If the decent writers can then make more off the main site than they paid, everyone wins. Although the price for a draft is likely to be very low, due to the fact that although it may be content-rich, it needs to be story-rich. People need to have a reason to care about what comes after.
The second idea is based on the fact that some people write stories. Scrolling stories is ok, some people like it, but I would like to propose an interface to the OpenLibrary code so that stories can also be read just like a book. Data is just data, having multiple ways to view it might be good.
The third idea is an author's scratchpad. Have each author with an area where they can scribble notes, sort ideas, doodle, etc, where it isn't a story. The author has access, nobody else. It's where half-formed ideas develop. The step before incubation, but an important step, it's where ideas don't get lost or get pushed forward when not yet ready.
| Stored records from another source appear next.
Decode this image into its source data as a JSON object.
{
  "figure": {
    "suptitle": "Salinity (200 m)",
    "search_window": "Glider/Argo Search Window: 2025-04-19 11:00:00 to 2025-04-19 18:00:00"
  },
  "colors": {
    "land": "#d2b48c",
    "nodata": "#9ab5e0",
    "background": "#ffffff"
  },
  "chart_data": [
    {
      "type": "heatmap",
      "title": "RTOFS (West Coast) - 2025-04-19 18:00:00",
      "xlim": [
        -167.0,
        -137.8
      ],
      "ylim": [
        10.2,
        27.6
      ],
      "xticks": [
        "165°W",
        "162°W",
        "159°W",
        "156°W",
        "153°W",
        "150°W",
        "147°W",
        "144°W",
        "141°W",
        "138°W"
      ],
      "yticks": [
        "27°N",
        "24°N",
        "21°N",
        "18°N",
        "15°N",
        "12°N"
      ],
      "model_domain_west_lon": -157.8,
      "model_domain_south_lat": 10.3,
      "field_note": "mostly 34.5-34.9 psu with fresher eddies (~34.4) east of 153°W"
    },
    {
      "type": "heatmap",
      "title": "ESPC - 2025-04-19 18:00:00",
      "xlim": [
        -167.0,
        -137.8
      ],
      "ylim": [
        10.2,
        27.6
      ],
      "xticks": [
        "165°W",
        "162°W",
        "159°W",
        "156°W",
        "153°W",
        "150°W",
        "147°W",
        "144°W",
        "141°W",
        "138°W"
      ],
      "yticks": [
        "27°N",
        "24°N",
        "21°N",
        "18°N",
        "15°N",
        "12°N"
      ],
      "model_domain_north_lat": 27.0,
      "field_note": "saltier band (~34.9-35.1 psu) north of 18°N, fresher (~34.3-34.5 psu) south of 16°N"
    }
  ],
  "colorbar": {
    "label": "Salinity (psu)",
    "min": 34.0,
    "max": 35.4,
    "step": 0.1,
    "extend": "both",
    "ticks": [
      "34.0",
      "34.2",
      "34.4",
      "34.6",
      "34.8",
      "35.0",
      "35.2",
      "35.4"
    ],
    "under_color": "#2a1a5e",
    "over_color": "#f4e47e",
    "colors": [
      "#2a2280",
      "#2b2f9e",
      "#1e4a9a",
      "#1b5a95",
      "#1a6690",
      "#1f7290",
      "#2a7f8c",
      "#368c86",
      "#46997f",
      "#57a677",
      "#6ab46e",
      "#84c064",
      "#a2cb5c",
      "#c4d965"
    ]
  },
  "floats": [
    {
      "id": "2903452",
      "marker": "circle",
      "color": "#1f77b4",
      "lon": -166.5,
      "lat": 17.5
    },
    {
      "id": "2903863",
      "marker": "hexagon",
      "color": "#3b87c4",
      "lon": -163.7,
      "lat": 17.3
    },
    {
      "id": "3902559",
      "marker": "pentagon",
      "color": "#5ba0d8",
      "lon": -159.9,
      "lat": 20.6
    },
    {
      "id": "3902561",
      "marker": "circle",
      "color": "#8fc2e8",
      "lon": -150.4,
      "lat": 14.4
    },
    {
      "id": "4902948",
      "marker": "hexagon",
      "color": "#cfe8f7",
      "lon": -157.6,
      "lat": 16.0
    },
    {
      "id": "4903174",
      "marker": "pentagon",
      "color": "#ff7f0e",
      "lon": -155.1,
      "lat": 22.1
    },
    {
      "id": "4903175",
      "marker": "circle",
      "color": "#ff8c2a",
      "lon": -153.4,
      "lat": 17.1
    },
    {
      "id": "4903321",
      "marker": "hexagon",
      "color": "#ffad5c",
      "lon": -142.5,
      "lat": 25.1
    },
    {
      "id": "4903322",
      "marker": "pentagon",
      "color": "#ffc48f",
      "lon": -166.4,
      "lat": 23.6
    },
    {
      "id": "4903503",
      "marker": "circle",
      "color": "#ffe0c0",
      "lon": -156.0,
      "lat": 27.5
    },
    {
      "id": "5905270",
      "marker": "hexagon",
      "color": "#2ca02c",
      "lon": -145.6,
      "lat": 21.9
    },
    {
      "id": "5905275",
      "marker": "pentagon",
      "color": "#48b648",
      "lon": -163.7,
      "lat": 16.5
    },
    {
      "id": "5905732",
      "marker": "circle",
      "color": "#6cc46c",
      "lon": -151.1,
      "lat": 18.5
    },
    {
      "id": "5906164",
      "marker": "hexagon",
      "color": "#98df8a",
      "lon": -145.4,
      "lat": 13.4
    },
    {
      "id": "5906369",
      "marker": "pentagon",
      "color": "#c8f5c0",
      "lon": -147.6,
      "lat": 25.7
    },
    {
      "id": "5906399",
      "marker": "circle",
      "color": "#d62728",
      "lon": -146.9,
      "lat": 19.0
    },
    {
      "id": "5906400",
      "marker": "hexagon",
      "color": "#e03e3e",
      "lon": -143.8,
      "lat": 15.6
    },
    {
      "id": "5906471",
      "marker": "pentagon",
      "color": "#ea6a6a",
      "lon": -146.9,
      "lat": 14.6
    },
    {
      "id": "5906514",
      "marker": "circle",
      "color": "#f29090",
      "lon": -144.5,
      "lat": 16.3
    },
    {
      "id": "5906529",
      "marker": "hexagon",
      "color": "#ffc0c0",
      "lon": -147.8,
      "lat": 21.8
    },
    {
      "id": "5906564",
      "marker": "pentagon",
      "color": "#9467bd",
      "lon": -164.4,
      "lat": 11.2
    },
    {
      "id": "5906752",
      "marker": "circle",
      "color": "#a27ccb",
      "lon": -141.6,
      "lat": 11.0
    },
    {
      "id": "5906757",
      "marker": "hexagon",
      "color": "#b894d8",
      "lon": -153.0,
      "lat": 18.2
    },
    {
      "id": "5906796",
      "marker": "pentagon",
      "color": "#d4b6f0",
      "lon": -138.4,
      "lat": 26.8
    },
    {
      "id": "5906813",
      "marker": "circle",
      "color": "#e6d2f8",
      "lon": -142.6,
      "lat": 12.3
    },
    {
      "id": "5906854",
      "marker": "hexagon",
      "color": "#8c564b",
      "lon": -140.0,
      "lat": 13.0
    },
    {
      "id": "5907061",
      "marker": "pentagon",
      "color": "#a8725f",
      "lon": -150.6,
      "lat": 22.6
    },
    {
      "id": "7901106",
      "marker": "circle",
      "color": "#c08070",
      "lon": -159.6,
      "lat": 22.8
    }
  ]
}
The last idea is to have a link into other social media. Not WasteB, err, Facebook, I'm thinking more along the lines of Utherverse, countercultural venues such as Freenet and Syndie. Syndie would be the difficult one, but a Freenet connection to Steemit should be easy. No guarantees over who - or what, as they might not be human - would cross the bridge, but I can say it's likely to do odd things to the balance of articles. It should diffuse the stuff that's pretty turgid, effectively bulking up the quality, as well as increasing site activity.